3. In besonderer Weise grüße ich euch, liebe Teilnehmer am Kongreß der katholischen Laien, der sich gut einfügt in den Kontext der Heiligjahrfeier des Laienapostolats. Euer Treffen steht unter dem Motto »Zeugen Christi im neuen Jahrtausend«. Es greift die Tradition der internationalen Treffen des Laienapostolats auf, die vor fünfzig Jahren ihren Anfang nahmen unter dem fruchtbaren Impuls des lebendigeren Bewußtseins, das die Kirche sowohl hinsichtlich ihrer Natur als Geheimnis der Gemeinschaft als auch im Hinblick auf die ihr eigene missionarische Verantwortung in der Welt erlangt hatte.

Im Reifungsprozeß dieses Bewußtseins zeichnete das Zweite Vatikanische Konzil eine entscheidende Wende. Mit dem Konzil hat in der Kirche tatsächlich die Stunde der Laien geschlagen; und zahlreiche Gläubige, Männer und Frauen, haben mit größerer Deutlichkeit die eigene christliche Berufung erkannt, die ihrer Natur nach Berufung zum Apostolat ist (vgl. Apostolicam actuositatem, 2).
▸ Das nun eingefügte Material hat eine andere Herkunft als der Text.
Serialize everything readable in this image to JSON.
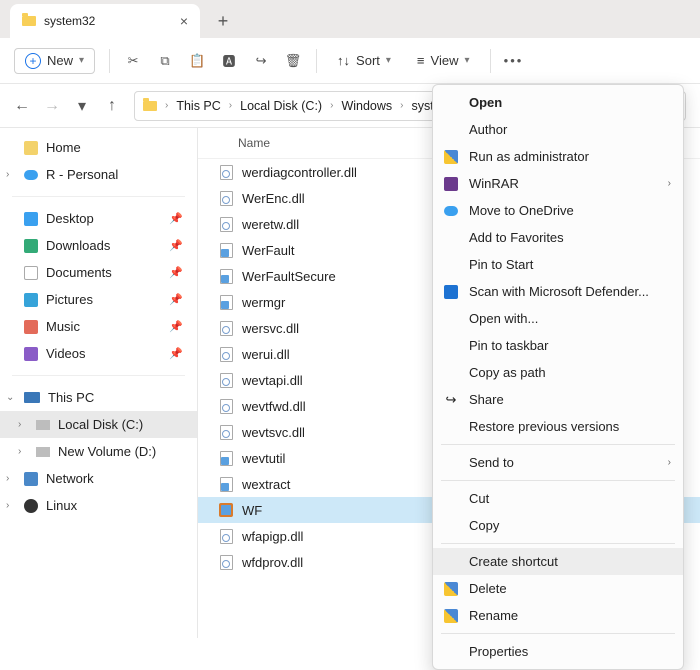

Fünfunddreißig Jahre nach seinem Abschluß sage ich: Es ist nötig zum Konzil zurückzukehren.

Wir müssen die Dokumente des Zweiten Vatikanums wieder zur Hand nehmen, um dessen großen Reichtum an theologischen und pastoralen Anstößen neu zu entdecken. Mit jenen Dokumenten sollt insbesondere ihr Laien euch wieder befassen, denen das Konzil außerordentliche Perspektiven der Teilnahme und Mitarbeit an der Sendung der Kirche eröffnet hat. Hat euch das Konzil nicht eure Teilhabe am priesterlichen, prophetischen und königlichen Amt Christi in Erinnerung gerufen? Euch haben die Konzilsväter in besonderer Weise die Sendung anvertraut, »in der Verwaltung und gottgemäßen Regelung der zeitlichen Dinge das Reich Gottes zu suchen« (Lumen gentium, 31).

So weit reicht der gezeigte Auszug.